4 Responses to “How a Maple Seed Twirls and Whirls and Stays Aloft”

  1. 1.   YouRang Says:
    June 12th, 2009 at 11:28 am

    I think the picture is confusing; it kind of looks like the way the vortex that holds the seed aloft might look but isn’t–it’s a time lapse of the seed itself, I think.

  2. 2.   Arlene- PA Says:
    June 12th, 2009 at 2:39 pm

    vortexes = vortices, no??

  3. 3.   Nick Says:
    June 12th, 2009 at 9:06 pm

    Re: Arlene: Both are correct for English usage. Use vortices when you want to sound like your using fifteen dolla words.

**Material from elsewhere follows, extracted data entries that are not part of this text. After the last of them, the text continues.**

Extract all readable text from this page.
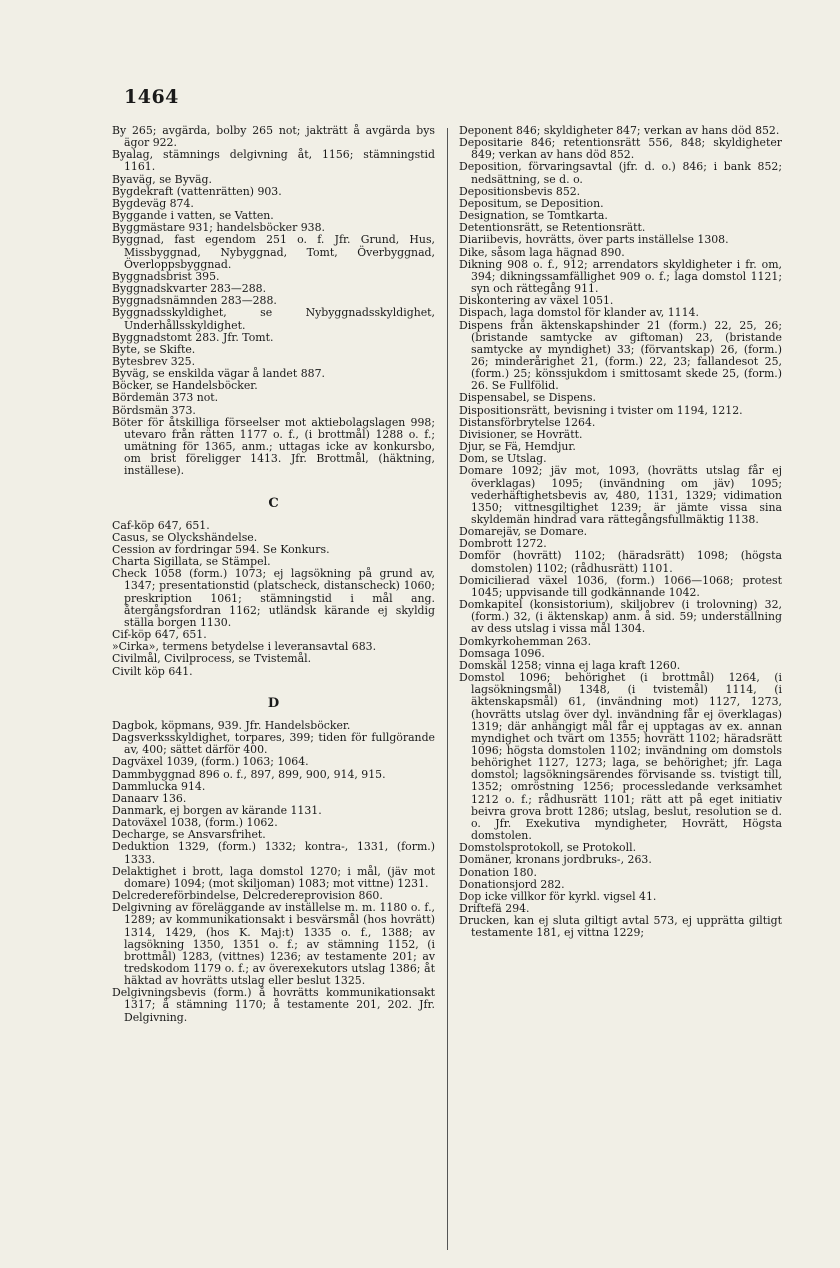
1464

By 265; avgärda, bolby 265 not; jakträtt å avgärda bys ägor 922.

Byalag, stämnings delgivning åt, 1156; stämningstid 1161.

Byaväg, se Byväg.

Bygdekraft (vattenrätten) 903.

Bygdeväg 874.

Byggande i vatten, se Vatten.

Byggmästare 931; handelsböcker 938.

Byggnad, fast egendom 251 o. f. Jfr. Grund, Hus, Missbyggnad, Nybyggnad, Tomt, Överbyggnad, Överloppsbyggnad.

Byggnadsbrist 395.

Byggnadskvarter 283—288.

Byggnadsnämnden 283—288.

Byggnadsskyldighet, se Nybyggnadsskyldighet, Underhållsskyldighet.

Byggnadstomt 283. Jfr. Tomt.

Byte, se Skifte.

Bytesbrev 325.

Byväg, se enskilda vägar å landet 887.

Böcker, se Handelsböcker.

Bördemän 373 not.

Bördsmän 373.

Böter för åtskilliga förseelser mot aktiebolagslagen 998; utevaro från rätten 1177 o. f., (i brottmål) 1288 o. f.; umätning för 1365, anm.; uttagas icke av konkursbo, om brist föreligger 1413. Jfr. Brottmål, (häktning, inställese).

C

Caf-köp 647, 651.

Casus, se Olyckshändelse.

Cession av fordringar 594. Se Konkurs.

Charta Sigillata, se Stämpel.

Check 1058 (form.) 1073; ej lagsökning på grund av, 1347; presentationstid (platscheck, distanscheck) 1060; preskription 1061; stämningstid i mål ang. återgångsfordran 1162; utländsk kärande ej skyldig ställa borgen 1130.

Cif-köp 647, 651.

»Cirka», termens betydelse i leveransavtal 683.

Civilmål, Civilprocess, se Tvistemål.

Civilt köp 641.

D

Dagbok, köpmans, 939. Jfr. Handelsböcker.

Dagsverksskyldighet, torpares, 399; tiden för fullgörande av, 400; sättet därför 400.

Dagväxel 1039, (form.) 1063; 1064.

Dammbyggnad 896 o. f., 897, 899, 900, 914, 915.

Dammlucka 914.

Danaarv 136.

Danmark, ej borgen av kärande 1131.

Datoväxel 1038, (form.) 1062.

Decharge, se Ansvarsfrihet.

Deduktion 1329, (form.) 1332; kontra-, 1331, (form.) 1333.

Delaktighet i brott, laga domstol 1270; i mål, (jäv mot domare) 1094; (mot skiljoman) 1083; mot vittne) 1231.

Delcredereförbindelse, Delcredereprovision 860.

Delgivning av föreläggande av inställelse m. m. 1180 o. f., 1289; av kommunikationsakt i besvärsmål (hos hovrätt) 1314, 1429, (hos K. Maj:t) 1335 o. f., 1388; av lagsökning 1350, 1351 o. f.; av stämning 1152, (i brottmål) 1283, (vittnes) 1236; av testamente 201; av tredskodom 1179 o. f.; av överexekutors utslag 1386; åt häktad av hovrätts utslag eller beslut 1325.

Delgivningsbevis (form.) å hovrätts kommunikationsakt 1317; å stämning 1170; å testamente 201, 202. Jfr. Delgivning.

Deponent 846; skyldigheter 847; verkan av hans död 852.

Depositarie 846; retentionsrätt 556, 848; skyldigheter 849; verkan av hans död 852.

Deposition, förvaringsavtal (jfr. d. o.) 846; i bank 852; nedsättning, se d. o.

Depositionsbevis 852.

Depositum, se Deposition.

Designation, se Tomtkarta.

Detentionsrätt, se Retentionsrätt.

Diariibevis, hovrätts, över parts inställelse 1308.

Dike, såsom laga hägnad 890.

Dikning 908 o. f., 912; arrendators skyldigheter i fr. om, 394; dikningssamfällighet 909 o. f.; laga domstol 1121; syn och rättegång 911.

Diskontering av växel 1051.

Dispach, laga domstol för klander av, 1114.

Dispens från äktenskapshinder 21 (form.) 22, 25, 26; (bristande samtycke av giftoman) 23, (bristande samtycke av myndighet) 33; (förvantskap) 26, (form.) 26; minderårighet 21, (form.) 22, 23; fallandesot 25, (form.) 25; könssjukdom i smittosamt skede 25, (form.) 26. Se Fullfölid.

Dispensabel, se Dispens.

Dispositionsrätt, bevisning i tvister om 1194, 1212.

Distansförbrytelse 1264.

Divisioner, se Hovrätt.

Djur, se Fä, Hemdjur.

Dom, se Utslag.

Domare 1092; jäv mot, 1093, (hovrätts utslag får ej överklagas) 1095; (invändning om jäv) 1095; vederhäftighetsbevis av, 480, 1131, 1329; vidimation 1350; vittnesgiltighet 1239; är jämte vissa sina skyldemän hindrad vara rättegångsfullmäktig 1138.

Domarejäv, se Domare.

Dombrott 1272.

Domför (hovrätt) 1102; (häradsrätt) 1098; (högsta domstolen) 1102; (rådhusrätt) 1101.

Domicilierad växel 1036, (form.) 1066—1068; protest 1045; uppvisande till godkännande 1042.

Domkapitel (konsistorium), skiljobrev (i trolovning) 32, (form.) 32, (i äktenskap) anm. å sid. 59; underställning av dess utslag i vissa mål 1304.

Domkyrkohemman 263.

Domsaga 1096.

Domskäl 1258; vinna ej laga kraft 1260.

Domstol 1096; behörighet (i brottmål) 1264, (i lagsökningsmål) 1348, (i tvistemål) 1114, (i äktenskapsmål) 61, (invändning mot) 1127, 1273, (hovrätts utslag över dyl. invändning får ej överklagas) 1319; där anhängigt mål får ej upptagas av ex. annan myndighet och tvärt om 1355; hovrätt 1102; häradsrätt 1096; högsta domstolen 1102; invändning om domstols behörighet 1127, 1273; laga, se behörighet; jfr. Laga domstol; lagsökningsärendes förvisande ss. tvistigt till, 1352; omröstning 1256; processledande verksamhet 1212 o. f.; rådhusrätt 1101; rätt att på eget initiativ beivra grova brott 1286; utslag, beslut, resolution se d. o. Jfr. Exekutiva myndigheter, Hovrätt, Högsta domstolen.

Domstolsprotokoll, se Protokoll.

Domäner, kronans jordbruks-, 263.

Donation 180.

Donationsjord 282.

Dop icke villkor för kyrkl. vigsel 41.

Driftefä 294.

Drucken, kan ej sluta giltigt avtal 573, ej upprätta giltigt testamente 181, ej vittna 1229;
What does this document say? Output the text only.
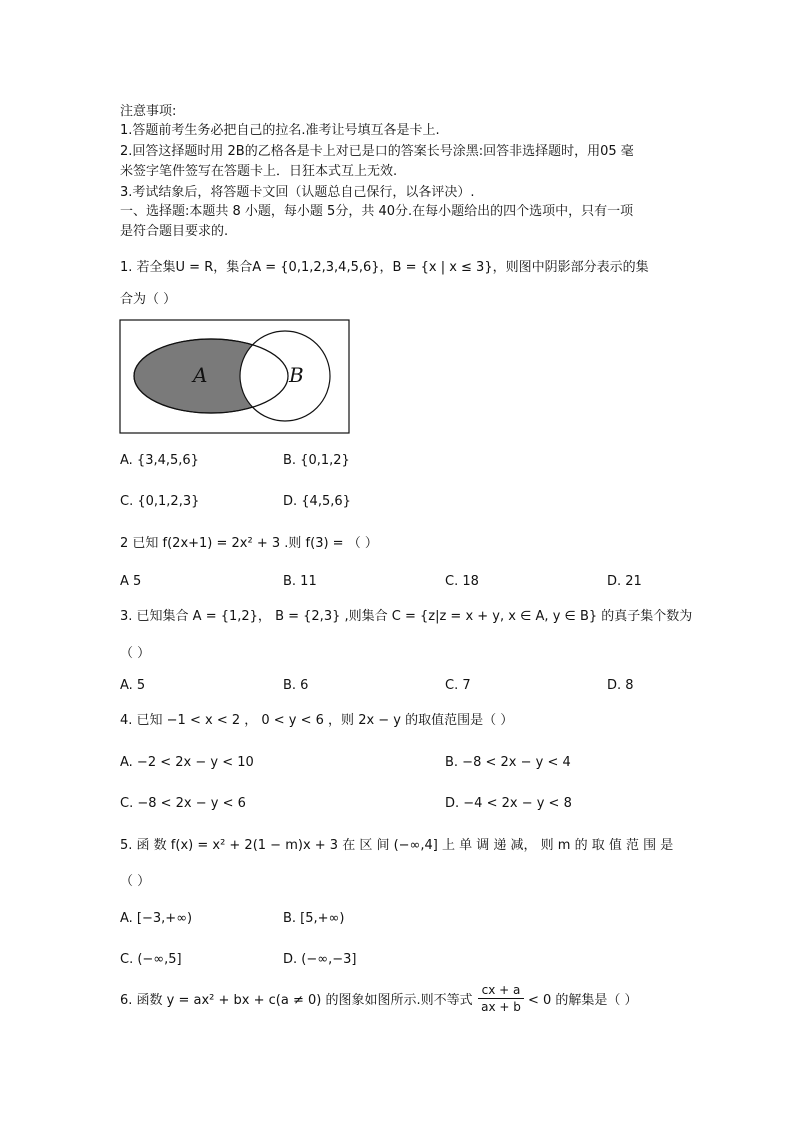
注意事项:
1.答题前考生务必把自己的拉名.准考让号填互各是卡上.
2.回答这择题时用 2B的乙格各是卡上对已是口的答案长号涂黑:回答非选择题时，用05 毫
米签字笔件签写在答题卡上．日狂本式互上无效.
3.考试结象后，将答题卡文回（认题总自己保行，以各评决）.
一、选择题:本题共 8 小题，每小题 5分，共 40分.在每小题给出的四个选项中，只有一项
是符合题目要求的.
1. 若全集U = R，集合A = {0,1,2,3,4,5,6}，B = {x | x ≤ 3}，则图中阴影部分表示的集
合为（ ）
A	B
A. {3,4,5,6}	B. {0,1,2}
C. {0,1,2,3}	D. {4,5,6}
2 已知 f(2x+1) = 2x² + 3 .则 f(3) = （ ）
A 5	B. 11	C. 18	D. 21
3. 已知集合 A = {1,2}， B = {2,3} ,则集合 C = {z|z = x + y, x ∈ A, y ∈ B} 的真子集个数为
（ ）
A. 5	B. 6	C. 7	D. 8
4. 已知 −1 < x < 2 ， 0 < y < 6 ，则 2x − y 的取值范围是（ ）
A. −2 < 2x − y < 10	B. −8 < 2x − y < 4
C. −8 < 2x − y < 6	D. −4 < 2x − y < 8
5. 函 数 f(x) = x² + 2(1 − m)x + 3 在 区 间 (−∞,4] 上 单 调 递 减， 则 m 的 取 值 范 围 是
（ ）
A. [−3,+∞)	B. [5,+∞)
C. (−∞,5]	D. (−∞,−3]
6. 函数 y = ax² + bx + c(a ≠ 0) 的图象如图所示.则不等式 $\frac{cx + a}{ax + b} < 0$ 的解集是（ ）
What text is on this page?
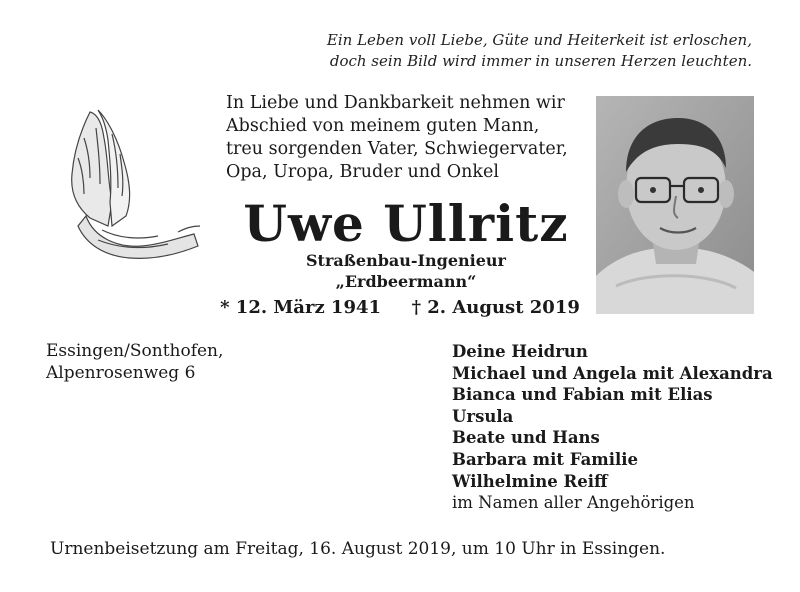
Ein Leben voll Liebe, Güte und Heiterkeit ist erloschen,
doch sein Bild wird immer in unseren Herzen leuchten.
In Liebe und Dankbarkeit nehmen wir
Abschied von meinem guten Mann,
treu sorgenden Vater, Schwiegervater,
Opa, Uropa, Bruder und Onkel
Uwe Ullritz
Straßenbau-Ingenieur
„Erdbeermann“
* 12. März 1941 † 2. August 2019
Essingen/Sonthofen,
Alpenrosenweg 6
Deine Heidrun
Michael und Angela mit Alexandra
Bianca und Fabian mit Elias
Ursula
Beate und Hans
Barbara mit Familie
Wilhelmine Reiff
im Namen aller Angehörigen
Urnenbeisetzung am Freitag, 16. August 2019, um 10 Uhr in Essingen.
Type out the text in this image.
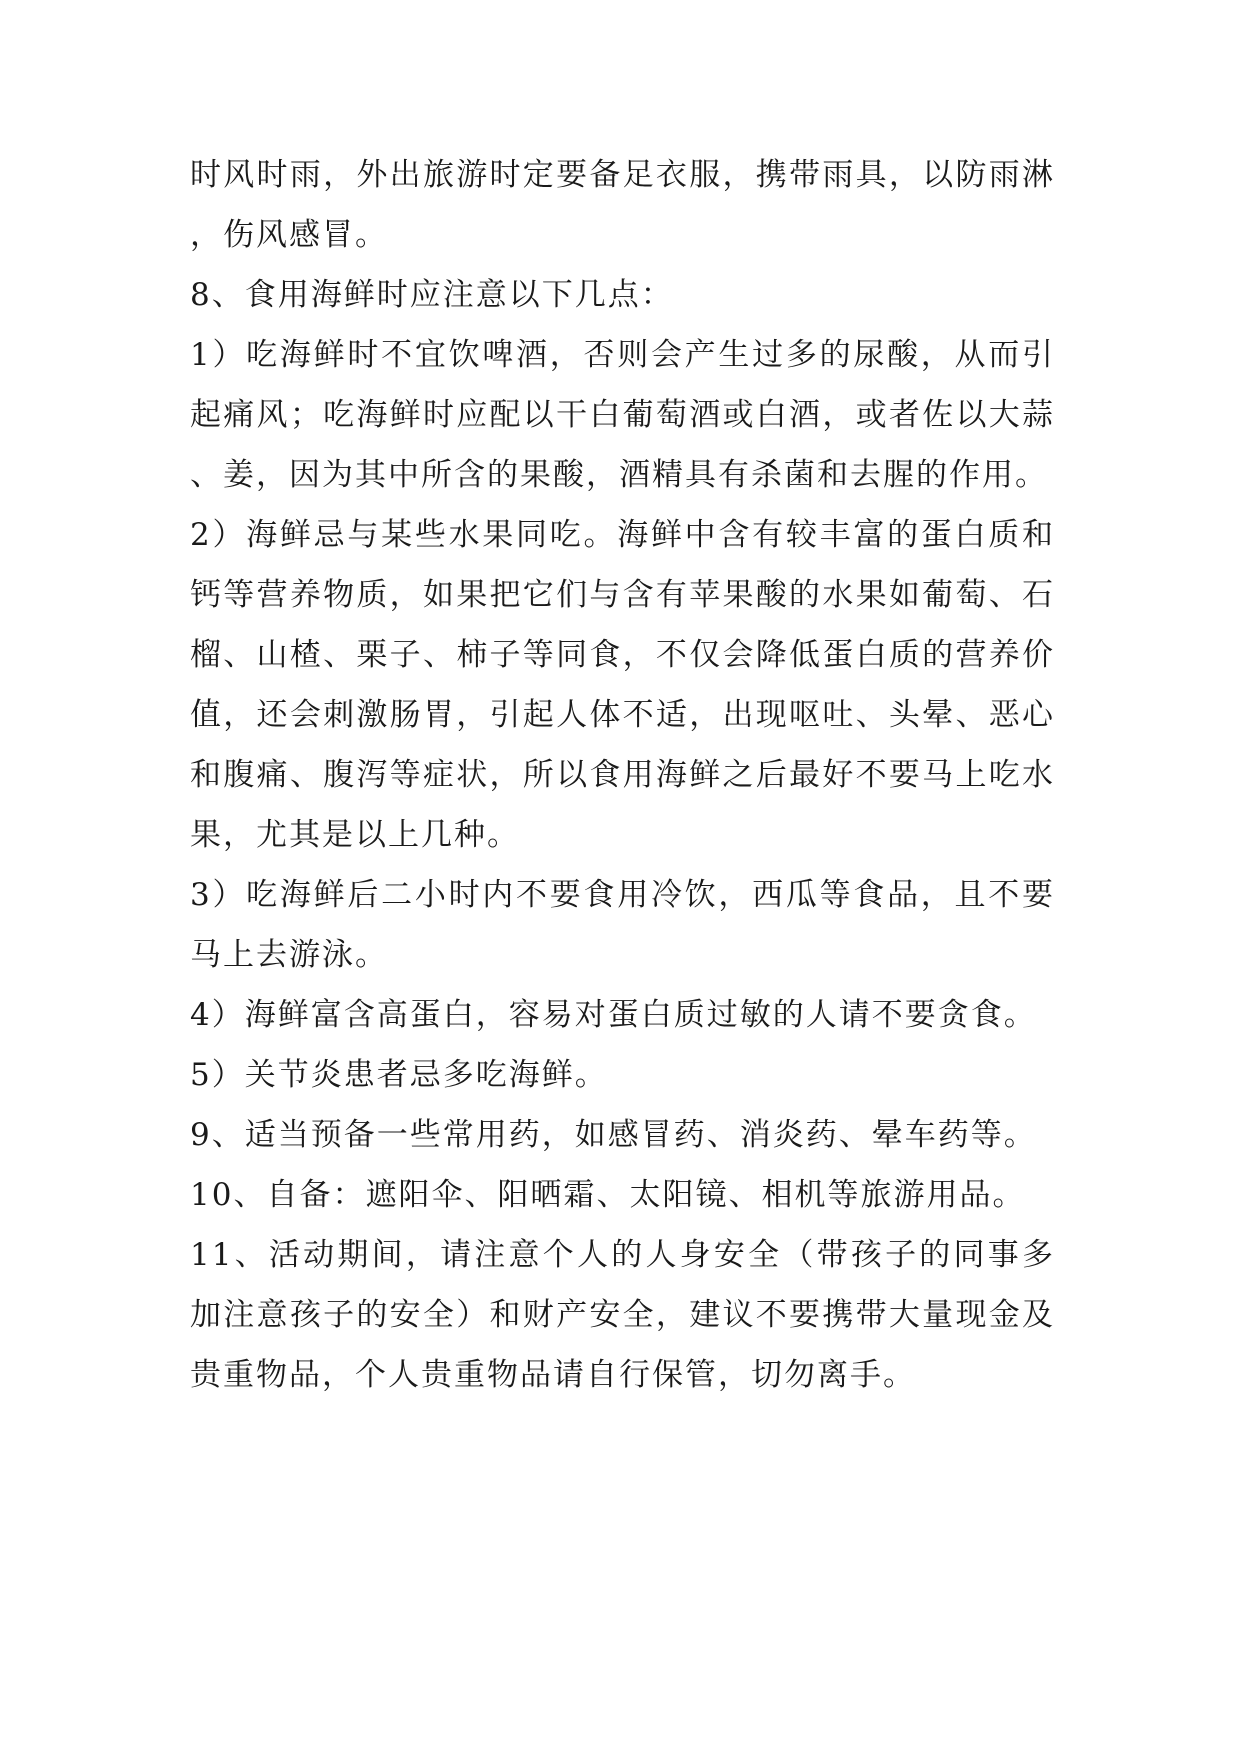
时风时雨，外出旅游时定要备足衣服，携带雨具，以防雨淋，伤风感冒。

8、食用海鲜时应注意以下几点：

1）吃海鲜时不宜饮啤酒，否则会产生过多的尿酸，从而引起痛风；吃海鲜时应配以干白葡萄酒或白酒，或者佐以大蒜、姜，因为其中所含的果酸，酒精具有杀菌和去腥的作用。

2）海鲜忌与某些水果同吃。海鲜中含有较丰富的蛋白质和钙等营养物质，如果把它们与含有苹果酸的水果如葡萄、石榴、山楂、栗子、柿子等同食，不仅会降低蛋白质的营养价值，还会刺激肠胃，引起人体不适，出现呕吐、头晕、恶心和腹痛、腹泻等症状，所以食用海鲜之后最好不要马上吃水果，尤其是以上几种。

3）吃海鲜后二小时内不要食用冷饮，西瓜等食品，且不要马上去游泳。

4）海鲜富含高蛋白，容易对蛋白质过敏的人请不要贪食。

5）关节炎患者忌多吃海鲜。

9、适当预备一些常用药，如感冒药、消炎药、晕车药等。

10、自备：遮阳伞、阳晒霜、太阳镜、相机等旅游用品。

11、活动期间，请注意个人的人身安全（带孩子的同事多加注意孩子的安全）和财产安全，建议不要携带大量现金及贵重物品，个人贵重物品请自行保管，切勿离手。
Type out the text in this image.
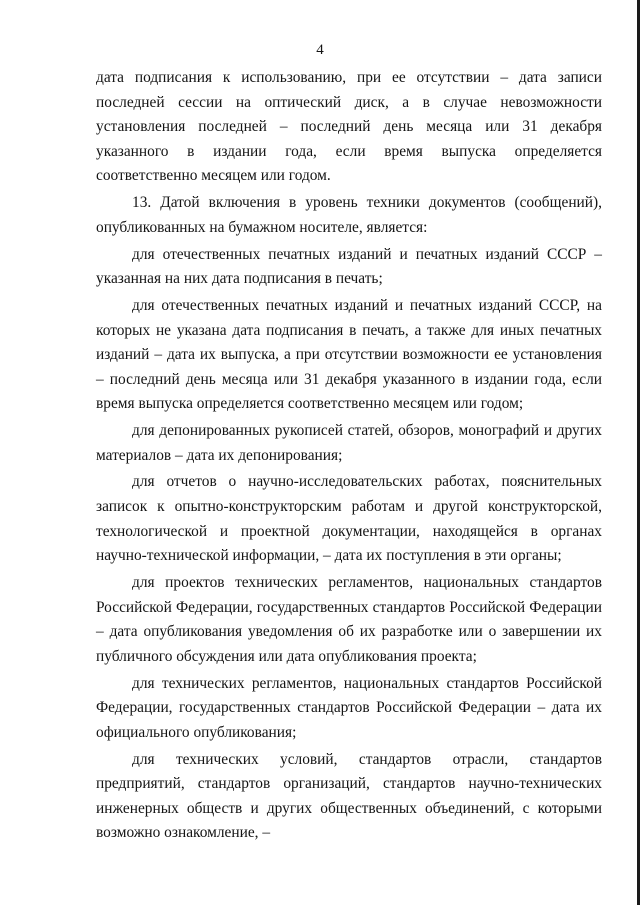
4

дата подписания к использованию, при ее отсутствии – дата записи последней сессии на оптический диск, а в случае невозможности установления последней – последний день месяца или 31 декабря указанного в издании года, если время выпуска определяется соответственно месяцем или годом.

13. Датой включения в уровень техники документов (сообщений), опубликованных на бумажном носителе, является:

для отечественных печатных изданий и печатных изданий СССР – указанная на них дата подписания в печать;

для отечественных печатных изданий и печатных изданий СССР, на которых не указана дата подписания в печать, а также для иных печатных изданий – дата их выпуска, а при отсутствии возможности ее установления – последний день месяца или 31 декабря указанного в издании года, если время выпуска определяется соответственно месяцем или годом;

для депонированных рукописей статей, обзоров, монографий и других материалов – дата их депонирования;

для отчетов о научно-исследовательских работах, пояснительных записок к опытно-конструкторским работам и другой конструкторской, технологической и проектной документации, находящейся в органах научно-технической информации, – дата их поступления в эти органы;

для проектов технических регламентов, национальных стандартов Российской Федерации, государственных стандартов Российской Федерации – дата опубликования уведомления об их разработке или о завершении их публичного обсуждения или дата опубликования проекта;

для технических регламентов, национальных стандартов Российской Федерации, государственных стандартов Российской Федерации – дата их официального опубликования;

для технических условий, стандартов отрасли, стандартов предприятий, стандартов организаций, стандартов научно-технических инженерных обществ и других общественных объединений, с которыми возможно ознакомление, –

    Jet planes work by affecting air pressure, creating lift that buoys the plane. It does create vortices at the tips of the wings, so there may be hope for this experiment to yield results yet – or at least NASA claims it creates them. http://www.grc.nasa.gov/WWW/K-12/airplane/drag1.html

    I do know the shaping of jet engine outlets with chevron patterning drastically reduces the air drag noise common with jet engines, maybe this has some vortex shaping in it as well.

  4. 4.   boxelder Says:
    June 15th, 2009 at 1:34 pm

    Most maple samaras have two wings arranged in a V, with an angle of about 120 degrees between the wings. (And the leading ends of the wings point in opposite directions: i.e., both are ‘out’). If you’ve ever played with samaras, you know that they don’t spin very well; they glide. The illustration clearly shows only 1 wing (like a boxelder/manitoba maple). Show me how the swirl works on a real maple!